With its niche in the education sector, the bookshop has suffered depressed business as schools have been closed in order to curb the spread of the virus.
Some of the disciplines which the bookshop covers include civil and mechanical engineering, electronics and electrical engineering, computer education, commerce, agriculture, medicine as well as humanities. What’s more, it stocks different kinds of stationery and children’s reading materials.
In an interview, Justin Sidic Manja, a manager at Model Educational Suppliers said their objective as a bookshop is to avail affordable educational books to some learning institutions around the country but this objective cannot be met now due to the lockdown.
“The lockdown has had some negative effects almost on all business entities around the country and we have not been spared. Remember we had a total shutdown from late March to mid-April thus we could not manage to offer any service whatsoever to our customers,” he said.

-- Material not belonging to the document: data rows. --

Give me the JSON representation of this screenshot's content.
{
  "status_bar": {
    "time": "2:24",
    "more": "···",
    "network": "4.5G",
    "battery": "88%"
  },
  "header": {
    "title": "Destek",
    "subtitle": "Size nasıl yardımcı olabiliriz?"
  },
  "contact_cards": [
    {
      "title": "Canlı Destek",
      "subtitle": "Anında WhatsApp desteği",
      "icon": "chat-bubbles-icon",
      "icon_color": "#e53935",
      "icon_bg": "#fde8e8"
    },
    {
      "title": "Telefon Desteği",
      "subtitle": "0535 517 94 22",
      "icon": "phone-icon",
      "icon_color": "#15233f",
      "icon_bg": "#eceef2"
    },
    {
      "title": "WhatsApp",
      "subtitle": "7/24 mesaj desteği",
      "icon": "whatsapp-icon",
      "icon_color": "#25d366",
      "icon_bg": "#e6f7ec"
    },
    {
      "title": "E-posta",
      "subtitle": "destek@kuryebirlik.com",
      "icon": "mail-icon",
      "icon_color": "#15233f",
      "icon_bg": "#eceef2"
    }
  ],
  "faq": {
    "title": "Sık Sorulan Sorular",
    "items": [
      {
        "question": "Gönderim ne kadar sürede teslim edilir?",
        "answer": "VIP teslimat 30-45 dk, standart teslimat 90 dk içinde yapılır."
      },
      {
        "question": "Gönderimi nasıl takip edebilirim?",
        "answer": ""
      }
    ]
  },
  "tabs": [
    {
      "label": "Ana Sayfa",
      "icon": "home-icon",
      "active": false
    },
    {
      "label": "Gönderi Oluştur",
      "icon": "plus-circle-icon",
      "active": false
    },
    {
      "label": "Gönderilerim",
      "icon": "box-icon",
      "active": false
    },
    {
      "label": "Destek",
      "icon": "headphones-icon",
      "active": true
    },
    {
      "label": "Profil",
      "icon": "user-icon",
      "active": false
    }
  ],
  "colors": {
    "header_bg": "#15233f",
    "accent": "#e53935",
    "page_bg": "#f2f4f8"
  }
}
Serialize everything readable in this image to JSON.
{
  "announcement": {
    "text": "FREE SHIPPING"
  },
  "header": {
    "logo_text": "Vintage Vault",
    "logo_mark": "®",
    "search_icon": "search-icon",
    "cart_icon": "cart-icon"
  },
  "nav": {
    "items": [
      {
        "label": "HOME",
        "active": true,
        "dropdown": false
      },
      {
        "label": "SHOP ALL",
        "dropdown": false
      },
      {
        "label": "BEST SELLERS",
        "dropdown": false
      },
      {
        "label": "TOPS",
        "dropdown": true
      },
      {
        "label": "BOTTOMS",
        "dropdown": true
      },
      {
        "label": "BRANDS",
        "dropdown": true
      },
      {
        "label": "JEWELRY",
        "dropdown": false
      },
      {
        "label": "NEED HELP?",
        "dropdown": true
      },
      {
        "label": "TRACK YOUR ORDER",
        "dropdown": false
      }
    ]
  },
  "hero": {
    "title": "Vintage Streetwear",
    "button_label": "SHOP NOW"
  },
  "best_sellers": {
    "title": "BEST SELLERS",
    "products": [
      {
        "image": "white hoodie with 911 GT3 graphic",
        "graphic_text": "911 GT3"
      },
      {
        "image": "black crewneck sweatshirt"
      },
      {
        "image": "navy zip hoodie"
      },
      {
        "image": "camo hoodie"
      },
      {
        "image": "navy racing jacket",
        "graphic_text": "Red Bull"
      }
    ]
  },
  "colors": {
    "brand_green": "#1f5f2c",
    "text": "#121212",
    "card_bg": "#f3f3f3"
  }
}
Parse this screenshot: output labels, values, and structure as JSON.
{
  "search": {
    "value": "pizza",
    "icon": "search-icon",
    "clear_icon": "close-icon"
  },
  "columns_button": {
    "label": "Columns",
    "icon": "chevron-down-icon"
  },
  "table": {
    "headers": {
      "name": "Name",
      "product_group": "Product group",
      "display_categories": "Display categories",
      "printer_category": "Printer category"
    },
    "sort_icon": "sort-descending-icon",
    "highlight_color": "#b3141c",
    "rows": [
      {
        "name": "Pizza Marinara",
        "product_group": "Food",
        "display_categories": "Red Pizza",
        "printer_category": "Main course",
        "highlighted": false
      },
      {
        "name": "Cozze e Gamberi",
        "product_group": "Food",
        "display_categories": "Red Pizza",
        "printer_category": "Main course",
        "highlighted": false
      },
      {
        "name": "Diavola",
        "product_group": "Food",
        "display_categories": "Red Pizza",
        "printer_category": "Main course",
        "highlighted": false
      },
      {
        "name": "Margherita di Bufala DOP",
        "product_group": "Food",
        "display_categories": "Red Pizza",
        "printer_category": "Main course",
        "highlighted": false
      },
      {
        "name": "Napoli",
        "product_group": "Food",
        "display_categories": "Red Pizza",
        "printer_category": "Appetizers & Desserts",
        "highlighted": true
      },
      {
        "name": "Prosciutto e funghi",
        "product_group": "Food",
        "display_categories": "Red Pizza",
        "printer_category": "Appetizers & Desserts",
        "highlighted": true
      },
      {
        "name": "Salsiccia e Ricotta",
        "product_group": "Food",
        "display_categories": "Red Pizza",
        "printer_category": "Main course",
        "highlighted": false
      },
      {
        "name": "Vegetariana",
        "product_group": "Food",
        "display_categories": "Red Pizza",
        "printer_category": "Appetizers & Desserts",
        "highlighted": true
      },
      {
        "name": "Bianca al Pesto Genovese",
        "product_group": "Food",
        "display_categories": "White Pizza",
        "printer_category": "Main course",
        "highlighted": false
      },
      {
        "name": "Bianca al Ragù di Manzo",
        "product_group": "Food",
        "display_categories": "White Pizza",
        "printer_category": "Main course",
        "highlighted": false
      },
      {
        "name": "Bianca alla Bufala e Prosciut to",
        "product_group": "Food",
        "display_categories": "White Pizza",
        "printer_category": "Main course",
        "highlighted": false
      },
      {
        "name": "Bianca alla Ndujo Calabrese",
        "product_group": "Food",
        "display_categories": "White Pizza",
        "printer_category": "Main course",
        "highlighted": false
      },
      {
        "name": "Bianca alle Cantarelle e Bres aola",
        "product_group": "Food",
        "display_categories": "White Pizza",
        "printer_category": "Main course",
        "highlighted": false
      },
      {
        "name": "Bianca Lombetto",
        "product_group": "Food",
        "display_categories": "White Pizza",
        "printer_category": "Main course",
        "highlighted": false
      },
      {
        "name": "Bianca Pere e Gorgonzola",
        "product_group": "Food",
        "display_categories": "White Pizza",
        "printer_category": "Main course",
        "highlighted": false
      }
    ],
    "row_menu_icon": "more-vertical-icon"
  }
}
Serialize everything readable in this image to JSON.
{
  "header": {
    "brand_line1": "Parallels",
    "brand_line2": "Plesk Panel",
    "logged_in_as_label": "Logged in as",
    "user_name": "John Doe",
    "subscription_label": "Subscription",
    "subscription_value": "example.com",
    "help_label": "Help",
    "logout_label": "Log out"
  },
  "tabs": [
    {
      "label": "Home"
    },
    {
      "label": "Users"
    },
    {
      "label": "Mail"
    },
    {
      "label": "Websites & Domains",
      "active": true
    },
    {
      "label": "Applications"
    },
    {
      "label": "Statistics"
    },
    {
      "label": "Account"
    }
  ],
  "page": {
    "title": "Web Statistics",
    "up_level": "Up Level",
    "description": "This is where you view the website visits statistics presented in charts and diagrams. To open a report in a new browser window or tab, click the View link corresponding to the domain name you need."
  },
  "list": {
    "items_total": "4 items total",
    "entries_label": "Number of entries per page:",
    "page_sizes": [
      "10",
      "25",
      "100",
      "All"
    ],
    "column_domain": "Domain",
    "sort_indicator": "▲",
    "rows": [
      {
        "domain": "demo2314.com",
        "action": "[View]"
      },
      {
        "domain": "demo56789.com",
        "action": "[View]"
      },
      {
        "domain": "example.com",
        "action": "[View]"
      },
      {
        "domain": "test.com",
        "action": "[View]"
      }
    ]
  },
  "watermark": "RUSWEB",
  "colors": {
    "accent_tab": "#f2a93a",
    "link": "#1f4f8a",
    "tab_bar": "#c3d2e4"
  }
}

The customers, on the other hand, had to immediately suspend any business with the bookshops as they shifted attention to the other necessities when the Government introduced the lockdown. And Manja, being part of the society he serves, could watch people busy hunting for some much-needed basic commodities and spending most of their time locked at home except on a few occasions where they would go out to look for food supplies.
“Definitely during such a difficult period you cannot expect someone to spend a lot of money buying stationery or some textbooks, although education is fairly important,” he said.
Apart from supplying academic books to different educational institutions in Zimbabwe, Model Educational Suppliers also sells engineering drawing equipment as well as fashion, art and design items to some learning institutions.
They sell sporting equipment especially this time of the year, and this again, Manja said, is a damaged business opportunity.
“We usually sell sports equipment during this time of the year, unfortunately this time around the pandemic has done the damage,” said Manja.
In times of hardships like these, business all over the world has gone virtual, including the book community. The internet has become the global ‘office mall’ where every kind of business is now taking place.
Manja, a holder of BA in Islamic Law, from Medina University in Saudi Arabia, said the idea to digitise their bookshop started late last year but they hope to turn the idea into action in the near future.
“We considered digitising our bookshop late last year so as to reach out to our customers using internet though we are yet to kick start that project. Hopefully, we will do so in the near future. Definitely making use of technology especially in such times of hardships is the way forward.
“We can pluck a leaf from Amazon who have exceptionally done very well in terms of business during the Covid-19 era. Their success has been mainly attributed to the way they operate, which is technologically driven,” he said.
To fellow booksellers in Zimbabwe who have been affected by the closure of educational institutions, he offered words of encouragement and said they should be united, share some ideas and help the less-established booksellers around the country so that they can keep on going.
He said that can be done through giving them some special discounts whenever they make some purchases.
“Again, let’s support each other during this trying period and let’s make use of technology in running our businesses,” said Manja.
Indeed, the time for planning for a successful future of bookselling business and the whole book sector in Zimbabwe is now, not tomorrow!